Keizersplein 16 : Dit is de eigenlijke poort, en meteen ook het enige overblijfsel van zowel de hespenhandel als van de ijsfabriek. De 19de-eeuwse, arduinen rondboogpoort is gevat tussen gladde Toscaanse pilasters en heeft een onversierd hoofdgestel.


Deze rondboogpoort gelegen rechtover de Handelschool (gebouwd in 1912) hoorde bij de spekslagerij-hespenhandel van Flovel, die in een aanpalend herenhuis in de Nieuwstraat woonde (nu de Standaard Boekhandel).

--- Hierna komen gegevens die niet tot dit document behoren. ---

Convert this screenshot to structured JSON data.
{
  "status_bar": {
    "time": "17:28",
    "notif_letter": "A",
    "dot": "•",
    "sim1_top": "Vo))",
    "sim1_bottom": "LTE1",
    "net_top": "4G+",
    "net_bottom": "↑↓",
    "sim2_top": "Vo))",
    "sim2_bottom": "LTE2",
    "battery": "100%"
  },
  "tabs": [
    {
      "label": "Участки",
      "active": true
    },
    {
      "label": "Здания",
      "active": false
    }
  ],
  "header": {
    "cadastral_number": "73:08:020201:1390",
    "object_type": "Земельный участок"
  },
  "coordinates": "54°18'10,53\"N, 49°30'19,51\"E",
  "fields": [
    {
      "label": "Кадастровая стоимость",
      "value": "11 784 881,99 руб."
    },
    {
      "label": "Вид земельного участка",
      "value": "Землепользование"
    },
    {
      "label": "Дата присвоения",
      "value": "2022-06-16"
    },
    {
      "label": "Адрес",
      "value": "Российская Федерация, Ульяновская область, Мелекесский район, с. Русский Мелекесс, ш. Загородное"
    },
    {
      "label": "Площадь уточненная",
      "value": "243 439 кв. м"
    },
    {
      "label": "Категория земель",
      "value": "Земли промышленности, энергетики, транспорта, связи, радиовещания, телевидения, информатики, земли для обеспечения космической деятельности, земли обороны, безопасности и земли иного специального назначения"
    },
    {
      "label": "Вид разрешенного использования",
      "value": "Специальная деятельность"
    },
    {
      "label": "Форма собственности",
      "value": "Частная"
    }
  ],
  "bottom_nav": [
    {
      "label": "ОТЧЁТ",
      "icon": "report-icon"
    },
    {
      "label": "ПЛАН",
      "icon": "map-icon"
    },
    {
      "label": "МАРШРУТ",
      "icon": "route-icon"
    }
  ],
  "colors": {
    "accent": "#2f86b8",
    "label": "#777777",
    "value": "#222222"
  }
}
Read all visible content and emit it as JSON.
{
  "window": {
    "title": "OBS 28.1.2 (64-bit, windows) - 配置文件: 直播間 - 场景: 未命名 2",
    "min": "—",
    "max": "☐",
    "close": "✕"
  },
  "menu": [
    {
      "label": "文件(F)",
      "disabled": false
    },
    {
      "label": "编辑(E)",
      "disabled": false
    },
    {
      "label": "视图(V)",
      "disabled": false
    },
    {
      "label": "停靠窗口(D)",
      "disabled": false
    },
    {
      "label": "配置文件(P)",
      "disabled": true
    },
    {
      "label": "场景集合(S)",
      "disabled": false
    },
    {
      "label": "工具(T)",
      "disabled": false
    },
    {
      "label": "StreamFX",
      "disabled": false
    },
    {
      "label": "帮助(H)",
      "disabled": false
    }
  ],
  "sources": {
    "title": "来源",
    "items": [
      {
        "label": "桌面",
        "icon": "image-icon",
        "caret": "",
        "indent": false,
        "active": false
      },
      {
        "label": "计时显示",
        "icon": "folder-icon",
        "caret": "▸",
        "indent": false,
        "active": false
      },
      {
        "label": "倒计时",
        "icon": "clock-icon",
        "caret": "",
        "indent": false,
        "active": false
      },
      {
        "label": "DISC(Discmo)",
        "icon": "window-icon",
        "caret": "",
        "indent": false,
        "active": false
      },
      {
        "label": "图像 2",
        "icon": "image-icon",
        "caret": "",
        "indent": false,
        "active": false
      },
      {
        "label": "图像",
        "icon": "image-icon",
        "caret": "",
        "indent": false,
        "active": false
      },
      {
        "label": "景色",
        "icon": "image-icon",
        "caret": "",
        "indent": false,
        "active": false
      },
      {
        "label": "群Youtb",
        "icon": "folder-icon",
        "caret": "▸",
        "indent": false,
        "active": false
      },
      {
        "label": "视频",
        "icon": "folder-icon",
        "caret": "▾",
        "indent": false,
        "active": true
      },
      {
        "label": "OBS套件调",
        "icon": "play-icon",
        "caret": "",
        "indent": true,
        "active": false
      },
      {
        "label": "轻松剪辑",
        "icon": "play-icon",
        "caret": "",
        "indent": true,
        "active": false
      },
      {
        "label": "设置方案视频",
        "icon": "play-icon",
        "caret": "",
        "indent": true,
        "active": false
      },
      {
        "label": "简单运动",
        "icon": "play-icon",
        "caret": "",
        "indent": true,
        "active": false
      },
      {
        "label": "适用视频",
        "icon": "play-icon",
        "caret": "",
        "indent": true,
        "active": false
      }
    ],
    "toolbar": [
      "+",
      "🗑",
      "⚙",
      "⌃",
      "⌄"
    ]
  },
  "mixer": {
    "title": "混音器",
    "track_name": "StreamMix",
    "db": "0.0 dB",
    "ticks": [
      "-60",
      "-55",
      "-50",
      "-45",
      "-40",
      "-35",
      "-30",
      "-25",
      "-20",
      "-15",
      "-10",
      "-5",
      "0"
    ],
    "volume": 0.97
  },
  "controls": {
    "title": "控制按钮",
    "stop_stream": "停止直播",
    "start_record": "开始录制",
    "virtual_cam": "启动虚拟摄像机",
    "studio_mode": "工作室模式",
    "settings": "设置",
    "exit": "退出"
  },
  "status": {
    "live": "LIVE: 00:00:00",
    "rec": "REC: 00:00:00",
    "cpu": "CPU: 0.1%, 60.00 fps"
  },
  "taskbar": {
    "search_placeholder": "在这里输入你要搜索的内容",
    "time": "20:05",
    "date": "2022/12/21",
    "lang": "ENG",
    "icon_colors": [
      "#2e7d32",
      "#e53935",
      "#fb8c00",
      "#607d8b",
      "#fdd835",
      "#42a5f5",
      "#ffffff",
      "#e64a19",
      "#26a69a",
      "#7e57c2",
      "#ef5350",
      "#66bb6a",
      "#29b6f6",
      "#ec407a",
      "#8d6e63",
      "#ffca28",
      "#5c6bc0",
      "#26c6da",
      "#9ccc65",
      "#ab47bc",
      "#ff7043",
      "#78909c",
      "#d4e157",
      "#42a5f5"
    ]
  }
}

In 1910 diende Flovel een bouwaanvraag in voor het bouwen van een inrijpoort op het Keizersplein. Bovenaan deze poort, dat officieel het nummer 16 draagt, werd in grote letters ‘Hespenhandel’ aangebracht met daaronder in het midden in kleine letters ‘CF’ als verwijzing naar de toenmalige eigenaar”, zegt de vereniging die zich inzet voor het erfgoed van Aalst.


Deze poort is wettelijk beschermd sinds 23 oktober 1997 en is tevens onderdeel van een beschermd stadsgezicht. Even werd gevreesd dat de poort het zou begeven onder de werken in een aanpalend gebouw, dat vroeger eigendom was van het Ministerie van Financiën, maar deze vrees bleek uiteindelijk onterecht. De poort zelf maakt op dit ogenblik deel uit van een winkelcomplex in de Nieuwstraat, die uitgebaat wordt door de firma’s JBC en Torfs.”

In 1997 werd deze poort dus beschermd als monument, en die poort zou later blijken, zal jammer genoeg misschien ook het enige zijn wat overblijft van dit gebouw.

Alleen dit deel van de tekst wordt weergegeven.